Depuis 2017 et notre enquête, les promesses du ministère de la Santé et de nos encadrants se sont accumulées. L’actuel président de la Conférence des Doyens de médecine de France, Patrice DIOT, souhaitait ainsi faire de la lutte contre les risques psycho-sociaux une priorité de son mandat. Résultat : rien de nouveau.

Que se passe-t-il à Reims aujourd’hui ? Mme le Doyen est vice-présidente de la conférence des Doyens. Elle a connu dans sa faculté deux suicides d’internes en une année : le dernier le 28 février 2020. Quelles solutions propose-t-elle avec la Faculté ? Une cellule d’écoute temporaire pour quelques heures demain après-midi. Autrement dit, pas grand-chose. Ce déni de réalité n’a que trop duré et doit s’arrêter.
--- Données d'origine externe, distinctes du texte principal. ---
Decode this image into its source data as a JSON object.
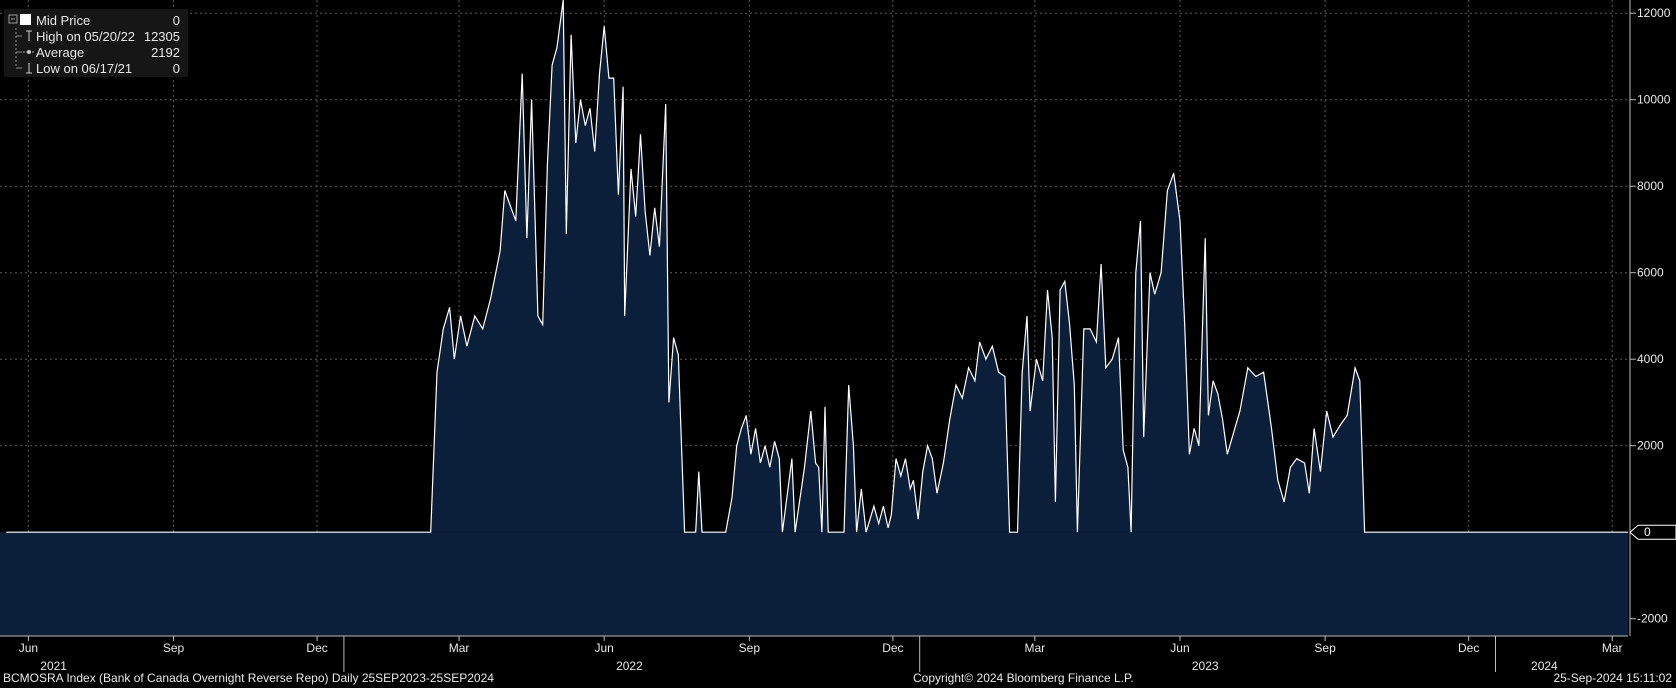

Il avait fallu attendre que Maxime se tue à Marseille pour que son hôpital se penche enfin sur l’application du repos de sécurité, évitant de travailler plus de 24h sans dormir.

Le diagnostic est brutal et sans appel : tant que la carrière médicale toute entière des internes en médecine sera concentrée entre les mains de quelques-uns sans aucune possibilité d’échappatoire le mal être perdurera et les drames se multiplieront.

NOUS EXIGEONS DONC L’ADOPTION DE CES 10 MESURES URGENTES :

Saisine par le Ministre de la Santé et des Solidarités, de l’IGAS (Inspection générale des affaires sociales) afin qu’elle diligente une enquête sur les risques psycho-sociaux durant l’internat.

Chaque suicide d’interne en médecine doit conduire au déclenchement d’une mission d’inspection indépendante nommée par les Directeurs d’ARS et comprenant des représentants des internes.

Mise en place de mesures conservatoires par les directions hospitalières et d’ARS au moindre doute sur une situation de danger grave et imminent pour les personnels, en particulier de risque suicidaire : suspension de la possibilité d’accueillir des internes, suspension des professionnels en cause, extraction des internes.

Doter le Centre National d’Appui (CNA) des moyens nécessaires à la formation des encadrants universitaires et hospitaliers, depuis le doyen aux chefs de service, aux problématiques de harcèlement et de risques psycho-sociaux.

Toutes personnes reconnues coupables disciplinairement et/ou pénalement de harcèlement envers un ou une de ses collègues ou internes doivent être exclues du champ de l’enseignement de façon immédiate.

Suppression du cumul des fonctions managériales et d’enseignement : la coordination d’une spécialité doit exclure la possibilité de cumul avec une chefferie de service.

Élargissement du droit à changer de spécialité ou de subdivision pour respecter le projet professionnel et de vie des internes.

Eradication de l’arbitraire et du mandarinat par la mise en place d’une collégialité systématique associant les représentants des internes sur les décisions relatives au parcours professionnel individuel de l’interne.

Les établissements de santé et facultaires doivent impérativement créer des cellules d’écoute pour les personnes qui subiraient des violences psychologiques sur leur lieu de travail ou de stage comme les y oblige la loi depuis 1983.

Mise en place d’un décompte du temps de travail puisque le temps de travail moyen d’un interne est de 58h hebdomadaires, 23h de plus que la durée normale de travail.

L’ISNI alerte depuis des années le Ministère de la Santé et les Doyens de Médecine sur le drame et les souffrances extrêmes que vivent les internes. En ignorant ces demandes, l’un et l’autre se rendent responsables de ces drames.